Artificial Intelligence and Radiologists at Prostate Cancer Detection in MRI: The PI-CAI Challenge

A. Saha, J.S. Bosma, J. Twilt, B. van Ginneken, D. Yakar, M. Elschot, J. Veltman, J. Futterer, M. de Rooij and H. Huisman

European Congress of Radiology 2023.

PURPOSE: The PI-CAI challenge aims to validate the diagnostic performance of artificial intelligence (AI) and radiologists at clinically significant prostate cancer (csPCa) detection in MRI, with histopathology and follow-up (>=3 years) as the reference standard. METHODS: This retrospective study includes 10,207 prostate MRI exams (9129 patients) curated from four European tertiary care centers between 2012-2021. All patients were men suspected of harboring prostate cancer, without a history of treatment or prior csPCa findings. Imaging was acquired using various 1.5 or 3T MRI scanners, equipped with surface coils.
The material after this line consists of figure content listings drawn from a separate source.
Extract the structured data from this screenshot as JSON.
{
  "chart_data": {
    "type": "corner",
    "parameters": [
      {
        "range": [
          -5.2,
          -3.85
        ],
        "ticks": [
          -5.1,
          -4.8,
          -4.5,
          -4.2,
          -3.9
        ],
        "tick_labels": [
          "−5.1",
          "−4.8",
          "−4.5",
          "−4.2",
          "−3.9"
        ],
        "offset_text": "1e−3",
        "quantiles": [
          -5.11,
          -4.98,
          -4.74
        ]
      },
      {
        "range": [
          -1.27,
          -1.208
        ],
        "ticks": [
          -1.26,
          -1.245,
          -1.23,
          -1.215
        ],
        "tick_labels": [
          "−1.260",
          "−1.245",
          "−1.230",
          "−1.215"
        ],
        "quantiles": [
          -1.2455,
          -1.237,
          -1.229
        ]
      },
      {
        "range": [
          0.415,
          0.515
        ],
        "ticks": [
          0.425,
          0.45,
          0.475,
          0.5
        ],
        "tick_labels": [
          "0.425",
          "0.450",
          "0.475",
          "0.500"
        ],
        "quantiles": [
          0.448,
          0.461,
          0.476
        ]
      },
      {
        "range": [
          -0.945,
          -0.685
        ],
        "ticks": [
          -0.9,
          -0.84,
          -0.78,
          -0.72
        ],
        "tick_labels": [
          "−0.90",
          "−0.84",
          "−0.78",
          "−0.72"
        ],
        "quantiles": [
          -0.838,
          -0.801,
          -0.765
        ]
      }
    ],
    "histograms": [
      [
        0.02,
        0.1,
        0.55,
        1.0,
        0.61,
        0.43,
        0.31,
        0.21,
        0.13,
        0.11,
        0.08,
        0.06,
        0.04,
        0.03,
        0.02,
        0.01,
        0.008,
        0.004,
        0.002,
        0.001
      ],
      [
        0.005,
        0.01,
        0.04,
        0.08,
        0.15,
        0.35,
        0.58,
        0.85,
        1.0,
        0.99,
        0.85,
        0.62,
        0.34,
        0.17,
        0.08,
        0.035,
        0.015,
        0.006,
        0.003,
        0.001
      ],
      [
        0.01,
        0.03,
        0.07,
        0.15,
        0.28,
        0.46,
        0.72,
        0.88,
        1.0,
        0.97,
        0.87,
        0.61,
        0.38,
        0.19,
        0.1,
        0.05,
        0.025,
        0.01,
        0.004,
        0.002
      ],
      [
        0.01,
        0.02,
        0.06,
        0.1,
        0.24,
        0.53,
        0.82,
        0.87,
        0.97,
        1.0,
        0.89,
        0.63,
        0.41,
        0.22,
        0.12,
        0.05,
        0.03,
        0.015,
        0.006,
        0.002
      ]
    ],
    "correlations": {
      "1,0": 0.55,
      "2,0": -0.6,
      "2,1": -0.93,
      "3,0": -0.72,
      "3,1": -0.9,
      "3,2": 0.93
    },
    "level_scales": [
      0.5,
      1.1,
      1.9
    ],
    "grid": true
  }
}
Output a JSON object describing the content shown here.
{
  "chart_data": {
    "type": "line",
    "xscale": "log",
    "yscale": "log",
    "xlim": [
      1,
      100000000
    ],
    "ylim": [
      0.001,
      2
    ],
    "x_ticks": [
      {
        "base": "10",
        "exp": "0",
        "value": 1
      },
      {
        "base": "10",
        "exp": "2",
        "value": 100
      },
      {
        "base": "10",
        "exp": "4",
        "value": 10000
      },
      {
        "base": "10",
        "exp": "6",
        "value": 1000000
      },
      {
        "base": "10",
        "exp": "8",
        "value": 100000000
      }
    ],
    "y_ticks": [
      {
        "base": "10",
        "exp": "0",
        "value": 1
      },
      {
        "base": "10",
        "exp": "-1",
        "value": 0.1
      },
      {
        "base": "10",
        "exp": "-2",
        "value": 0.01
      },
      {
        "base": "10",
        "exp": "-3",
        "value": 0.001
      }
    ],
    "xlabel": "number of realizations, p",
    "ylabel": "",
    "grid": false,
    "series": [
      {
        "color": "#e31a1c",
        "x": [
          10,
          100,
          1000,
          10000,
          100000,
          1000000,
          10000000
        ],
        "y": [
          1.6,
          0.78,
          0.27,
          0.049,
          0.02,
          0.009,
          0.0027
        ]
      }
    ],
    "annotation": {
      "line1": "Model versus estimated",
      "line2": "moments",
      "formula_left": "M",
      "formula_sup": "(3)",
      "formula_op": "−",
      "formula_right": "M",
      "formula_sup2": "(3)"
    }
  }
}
Algorithm developers worldwide were invited to develop AI models for detecting csPCa in bipara-metric MRI (bpMRI). For a given bpMRI exam, AI models were required to complete two tasks: localize all csPCa lesions (if any), and predict the case-level likelihood of csPCa diagnosis. To this end, AI models could use imaging data and several variables (e.g. patient age, PSA level, scanner model) to inform their predictions. Once devel-oped, these algorithms were independently tested using 1000 cases (including external data) in a fully-blinded setting. RESULTS: The PI-CAI study protocol was established in conjunction with 16 experts across prostate radiology, urology and AI. Between June-November 2022, >830 individuals (>50 countries) opted-in and >310 algorithm submissions were made. When trained on 1500 training cases, the top five most performant AI models reached 0.88+-0.01 AUROC in patient diagnosis, and 76.38+-0.74% sensitivity at 0.5 false positives per case in lesion detection. CONCLUSION: Preliminary findings indicate that the diagnostic performance of state-of-the-art AI models is comparable to that of radiologists reported in literature. LIMITATIONS: Radiology readings of the original data were used to guide biopsy planning, histopathology grading, and in turn, set the reference standard.